Par ailleurs, comme les finalités poursuivies par la Communauté
et les Etats membres sont définies par le Traité, il n'est pas
nécessaire de supposer un Bien commun pour que le principe de
subsidiarité prenne son sens.
Enfin, l'article B du traité n'indique pas que les objectifs de
l'Union sont atteints dans le respect du principe de subsidiarité en
tant que principe général, mais "
dans le respect du
principe de subsidiarité tel qu'il est défini à l'article
3
B ".
L'article 3 B définissant le principe de
subsidiarité de manière négative, on ne peut en tirer
aucune obligation d'intervention pour la Communauté : de telles
obligations ne peuvent résulter que de dispositions expresses figurant
dans d'autres articles du Traité
. Cette dernière
précision est utile dans la msure où il n'est pas rare d'entendre
dans les débats communautaires que, " selon le principe de
subsidiarité ", certaines compétences de l'Union devraient
être renforcées.

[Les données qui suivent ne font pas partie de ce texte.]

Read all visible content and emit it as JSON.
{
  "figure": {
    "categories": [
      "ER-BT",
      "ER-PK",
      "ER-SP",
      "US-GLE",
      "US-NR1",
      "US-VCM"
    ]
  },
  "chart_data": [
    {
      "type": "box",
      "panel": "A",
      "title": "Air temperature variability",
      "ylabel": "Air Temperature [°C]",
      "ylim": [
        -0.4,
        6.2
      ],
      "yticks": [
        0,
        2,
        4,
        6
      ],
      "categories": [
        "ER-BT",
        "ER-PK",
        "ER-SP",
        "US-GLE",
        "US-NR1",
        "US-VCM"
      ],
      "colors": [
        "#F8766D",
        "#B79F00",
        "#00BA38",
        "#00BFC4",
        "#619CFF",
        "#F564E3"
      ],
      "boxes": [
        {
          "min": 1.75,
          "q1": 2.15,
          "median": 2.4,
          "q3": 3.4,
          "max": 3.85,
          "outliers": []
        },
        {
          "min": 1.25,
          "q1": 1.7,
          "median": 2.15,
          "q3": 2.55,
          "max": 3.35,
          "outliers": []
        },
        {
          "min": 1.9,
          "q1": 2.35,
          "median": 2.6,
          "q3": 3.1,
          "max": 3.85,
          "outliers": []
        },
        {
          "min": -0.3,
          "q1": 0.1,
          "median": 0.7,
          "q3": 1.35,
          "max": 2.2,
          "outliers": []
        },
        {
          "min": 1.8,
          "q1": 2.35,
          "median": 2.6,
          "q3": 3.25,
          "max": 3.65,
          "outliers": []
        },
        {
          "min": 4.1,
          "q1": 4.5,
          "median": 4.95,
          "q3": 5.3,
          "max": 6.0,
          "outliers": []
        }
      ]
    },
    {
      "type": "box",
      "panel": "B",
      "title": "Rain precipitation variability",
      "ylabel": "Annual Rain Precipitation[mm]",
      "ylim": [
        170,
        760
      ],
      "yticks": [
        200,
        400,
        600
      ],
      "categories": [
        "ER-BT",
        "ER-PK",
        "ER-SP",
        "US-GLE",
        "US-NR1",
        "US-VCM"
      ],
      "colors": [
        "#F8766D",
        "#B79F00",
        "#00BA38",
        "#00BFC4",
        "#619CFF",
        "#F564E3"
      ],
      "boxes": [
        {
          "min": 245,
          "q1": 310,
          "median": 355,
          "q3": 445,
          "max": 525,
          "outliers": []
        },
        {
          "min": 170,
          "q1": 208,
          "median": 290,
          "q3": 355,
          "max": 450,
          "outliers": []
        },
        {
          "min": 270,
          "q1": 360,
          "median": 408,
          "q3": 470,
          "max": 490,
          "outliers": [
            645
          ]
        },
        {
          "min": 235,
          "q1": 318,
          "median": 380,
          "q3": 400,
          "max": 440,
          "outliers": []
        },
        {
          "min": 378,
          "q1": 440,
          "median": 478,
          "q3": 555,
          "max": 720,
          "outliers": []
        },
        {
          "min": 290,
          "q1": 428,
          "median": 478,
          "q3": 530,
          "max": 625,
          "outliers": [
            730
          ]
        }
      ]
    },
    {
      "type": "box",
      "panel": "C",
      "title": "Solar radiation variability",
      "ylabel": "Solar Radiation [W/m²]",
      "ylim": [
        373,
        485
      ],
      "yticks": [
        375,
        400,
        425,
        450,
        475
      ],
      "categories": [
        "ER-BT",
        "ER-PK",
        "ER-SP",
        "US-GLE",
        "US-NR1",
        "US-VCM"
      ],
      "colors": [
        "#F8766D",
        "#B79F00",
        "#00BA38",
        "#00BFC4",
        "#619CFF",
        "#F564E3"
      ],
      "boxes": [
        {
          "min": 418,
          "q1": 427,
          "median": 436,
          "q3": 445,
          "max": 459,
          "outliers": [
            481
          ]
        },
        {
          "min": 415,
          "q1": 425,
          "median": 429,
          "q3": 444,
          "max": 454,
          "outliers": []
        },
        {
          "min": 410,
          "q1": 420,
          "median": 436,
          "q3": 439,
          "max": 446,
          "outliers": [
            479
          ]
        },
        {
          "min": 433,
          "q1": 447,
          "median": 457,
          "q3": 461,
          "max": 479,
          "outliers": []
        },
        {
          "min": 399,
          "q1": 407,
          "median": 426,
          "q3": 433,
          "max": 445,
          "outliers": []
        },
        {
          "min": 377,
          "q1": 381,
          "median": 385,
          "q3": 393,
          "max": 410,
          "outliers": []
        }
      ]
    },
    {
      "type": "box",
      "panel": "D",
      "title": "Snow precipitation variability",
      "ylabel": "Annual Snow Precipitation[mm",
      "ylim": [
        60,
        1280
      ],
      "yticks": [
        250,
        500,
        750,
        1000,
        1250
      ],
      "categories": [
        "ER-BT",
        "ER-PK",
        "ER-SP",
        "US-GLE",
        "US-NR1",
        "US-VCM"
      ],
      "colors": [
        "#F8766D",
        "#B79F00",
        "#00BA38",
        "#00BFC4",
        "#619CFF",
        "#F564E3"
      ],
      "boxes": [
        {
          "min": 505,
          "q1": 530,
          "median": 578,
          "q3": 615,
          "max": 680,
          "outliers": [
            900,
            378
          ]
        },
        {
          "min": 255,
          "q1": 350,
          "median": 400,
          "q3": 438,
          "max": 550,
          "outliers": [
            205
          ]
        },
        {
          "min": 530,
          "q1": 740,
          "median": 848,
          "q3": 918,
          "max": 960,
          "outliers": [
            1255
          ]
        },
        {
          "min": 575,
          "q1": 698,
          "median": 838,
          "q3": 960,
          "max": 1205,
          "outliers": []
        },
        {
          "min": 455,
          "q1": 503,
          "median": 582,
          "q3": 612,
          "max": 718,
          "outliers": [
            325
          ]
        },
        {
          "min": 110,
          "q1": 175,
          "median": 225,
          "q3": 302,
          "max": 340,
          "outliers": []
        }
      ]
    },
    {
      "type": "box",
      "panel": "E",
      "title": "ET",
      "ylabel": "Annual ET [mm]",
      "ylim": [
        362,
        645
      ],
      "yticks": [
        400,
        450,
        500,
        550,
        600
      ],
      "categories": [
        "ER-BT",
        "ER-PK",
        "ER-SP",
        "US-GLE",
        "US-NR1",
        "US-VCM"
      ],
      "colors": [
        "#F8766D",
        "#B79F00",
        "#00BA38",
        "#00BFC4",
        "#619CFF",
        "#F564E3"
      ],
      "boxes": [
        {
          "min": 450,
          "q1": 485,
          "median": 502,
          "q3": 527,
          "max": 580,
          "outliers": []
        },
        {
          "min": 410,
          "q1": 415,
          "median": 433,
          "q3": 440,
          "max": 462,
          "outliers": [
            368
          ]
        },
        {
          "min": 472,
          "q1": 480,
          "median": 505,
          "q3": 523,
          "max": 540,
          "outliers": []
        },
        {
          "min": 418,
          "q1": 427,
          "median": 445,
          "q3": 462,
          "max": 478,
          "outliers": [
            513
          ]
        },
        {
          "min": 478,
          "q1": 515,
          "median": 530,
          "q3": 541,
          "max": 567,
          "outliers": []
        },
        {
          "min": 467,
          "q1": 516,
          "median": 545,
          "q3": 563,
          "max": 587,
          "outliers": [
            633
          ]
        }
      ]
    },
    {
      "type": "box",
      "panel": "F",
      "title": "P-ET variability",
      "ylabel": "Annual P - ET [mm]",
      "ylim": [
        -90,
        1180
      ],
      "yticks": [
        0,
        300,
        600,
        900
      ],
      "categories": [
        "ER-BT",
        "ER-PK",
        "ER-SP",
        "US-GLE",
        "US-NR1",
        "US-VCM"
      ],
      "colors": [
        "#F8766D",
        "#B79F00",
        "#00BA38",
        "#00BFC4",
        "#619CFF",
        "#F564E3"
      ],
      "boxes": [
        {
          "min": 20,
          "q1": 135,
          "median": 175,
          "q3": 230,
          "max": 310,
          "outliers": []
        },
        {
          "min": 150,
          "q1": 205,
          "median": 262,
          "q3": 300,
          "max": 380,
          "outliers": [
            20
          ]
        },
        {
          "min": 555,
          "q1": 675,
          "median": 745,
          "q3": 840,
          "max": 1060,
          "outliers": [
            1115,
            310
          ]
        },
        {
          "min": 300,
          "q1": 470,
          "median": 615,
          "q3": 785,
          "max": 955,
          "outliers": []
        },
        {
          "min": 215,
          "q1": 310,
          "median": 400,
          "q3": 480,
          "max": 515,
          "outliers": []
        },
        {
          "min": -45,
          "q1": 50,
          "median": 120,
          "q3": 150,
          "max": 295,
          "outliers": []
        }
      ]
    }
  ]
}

Tel qu'il figure à l'article 3 B du
traité, le principe de subsidiarité ne peut être
interprété en ce sens, puisque sa formulation est
négative. Son objet est de soumettre l'exercice et l'accroissement des
compétences communautaires à certaines conditions :
naturellement, il n'exclut pas le développement de ces
compétences, mais en aucun cas il ne le prescrit. En d'autres termes,
un développement des compétences communautaires n'est pas
nécessairement contraire au principe de subsidiarité, mais on ne
peut s'appuyer sur ce principe
tel qu'il est défini à
l'article 3 B
pour préconiser ce développement
.
Le présent rapport aborde uniquement l'application du principe de
subsidiarité tel qu'il figure dans le Traité, c'est-à-dire
comme un principe de limitation des compétences communautaires
concernant les rapports entre la Communauté et les Etats membres. Or la
rédaction de l'article 3 B est telle que, tout en affirmant un
principe strict de limitation des compétences communautaires, elle
laisse une marge d'appréciation considérable pour
l'appréciation de ces compétences.
A. UN PRINCIPE DE LIMITATION DES COMPÉTENCES COMMUNAUTAIRES
L'article 3 B du Traité instituant la Communauté
européenne
(3(
*
))
pose trois
principes :
- le principe de l'interprétation stricte des compétences
communautaires (premier alinéa),
- le principe de subsidiarité proprement dit (deuxième
alinéa),
- le principe de proportionnalité (interdiction de l'excès).
1. L'interprétation stricte des compétences
Article 3B, 1 er alinéa
" La Communauté agit dans les limites des
compétences qui lui sont conférées et des objectifs qui
lui sont assignés par le présent traité ".
Cet alinéa réaffirme que les compétences de la
Communauté sont des compétences d'attribution, qui doivent
être explicitement dévolues par le Traité ; la
Communauté n'a pas " la compétence de la
compétence ". Le lien qu'il établit entre
" compétences " et " objectifs "
confirme cette
exigence d'interprétation stricte :
- non seulement la Communauté ne dispose que des compétences
conférées par le Traité, mais elle ne doit utiliser ces
compétences que pour les objectifs explicitement définis par ce
dernier ;
- réciproquement, les objectifs assignés à la
Communauté ne doivent être poursuivis qu'au moyen des
compétences qui lui sont expressément attribuées.